When we came to Bangalore we were given an out of turn allotment of telephone as a retired government officer. The connection came with STD and we had to put a code for its usage. Next to the most well guarded secret in the world ‘Coca-Cola concentrate secret’ kept under lock in Atlanta USA, was our STD code. It had to be guarded day and night from being stolen by my adolescent son and daughter. Whilst in service I had free phone facility and the children had gotten used to it. It took a while for them to realize that poor daddy had to pay for all their calls.

Cross connections, wrong connections, multiple subscribers on the line, delays, abrupt cancellation, and background noise were very common. Telephones could land you up in peculiar situations. When posted in New Delhi I had a telephone which once belonged to Mr Arjun Singh the politician and minister. I used to get calls for favours, approvals and decisions.

Once my brother in law from Mumbai booked a call through the naval trunk lines to speak to his wife in Bangalore. I was posted in New Delhi and unknown to my relative by marriage had also come down to Bangalore. When the call came, I took the telephone and greeted him. Thinking I was in Delhi my BiL thought the call had been connected to Delhi and let the exchange staff have it. It took some time and effort to sort out this humor in uniform.
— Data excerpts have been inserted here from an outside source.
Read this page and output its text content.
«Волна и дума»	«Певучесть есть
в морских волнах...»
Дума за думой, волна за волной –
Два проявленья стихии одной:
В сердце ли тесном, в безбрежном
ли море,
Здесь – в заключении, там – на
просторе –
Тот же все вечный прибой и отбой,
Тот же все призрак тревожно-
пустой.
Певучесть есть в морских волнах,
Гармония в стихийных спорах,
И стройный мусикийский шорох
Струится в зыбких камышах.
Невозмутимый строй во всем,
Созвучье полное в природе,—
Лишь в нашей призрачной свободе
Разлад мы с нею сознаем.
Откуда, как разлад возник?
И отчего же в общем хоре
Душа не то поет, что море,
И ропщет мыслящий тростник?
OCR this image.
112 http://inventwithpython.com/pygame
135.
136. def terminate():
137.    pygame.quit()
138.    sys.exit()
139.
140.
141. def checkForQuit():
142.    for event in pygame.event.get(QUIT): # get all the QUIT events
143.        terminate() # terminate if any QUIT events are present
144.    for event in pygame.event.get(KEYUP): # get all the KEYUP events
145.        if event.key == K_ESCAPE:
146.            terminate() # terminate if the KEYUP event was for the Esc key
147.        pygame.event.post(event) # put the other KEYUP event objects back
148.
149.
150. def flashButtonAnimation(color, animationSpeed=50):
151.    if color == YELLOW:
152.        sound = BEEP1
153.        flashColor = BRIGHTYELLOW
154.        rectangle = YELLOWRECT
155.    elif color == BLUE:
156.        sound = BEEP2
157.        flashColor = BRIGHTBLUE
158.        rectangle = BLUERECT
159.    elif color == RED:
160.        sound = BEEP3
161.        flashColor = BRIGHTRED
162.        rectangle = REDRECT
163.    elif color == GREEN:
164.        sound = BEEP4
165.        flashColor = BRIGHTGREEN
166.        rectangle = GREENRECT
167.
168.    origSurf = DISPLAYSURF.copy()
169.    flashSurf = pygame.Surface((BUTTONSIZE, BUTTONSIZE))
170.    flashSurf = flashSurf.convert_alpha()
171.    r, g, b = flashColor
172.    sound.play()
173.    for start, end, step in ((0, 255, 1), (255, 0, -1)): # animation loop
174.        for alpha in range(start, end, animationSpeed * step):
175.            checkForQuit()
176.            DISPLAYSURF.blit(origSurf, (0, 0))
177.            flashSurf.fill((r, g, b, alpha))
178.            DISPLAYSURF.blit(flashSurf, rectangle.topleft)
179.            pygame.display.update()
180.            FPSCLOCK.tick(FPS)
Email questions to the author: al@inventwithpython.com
Some Gyan. The first telephone exchange in India was opened in Calcutta in Jan 1882, six years after its invention. Exchanges were also established in Bombay, Madras and Ahmedabad in the same year. Indian Telephone Industries Ltd (ITI) was the first public sector undertaking started in 1948 by Government of India after independence. The main objective of ITI was to design, manufacture & supply telecommunication equipment such as telephone instruments, electromechanical exchanges, transmission systems, electronic exchanges & ground stations for satellite communications.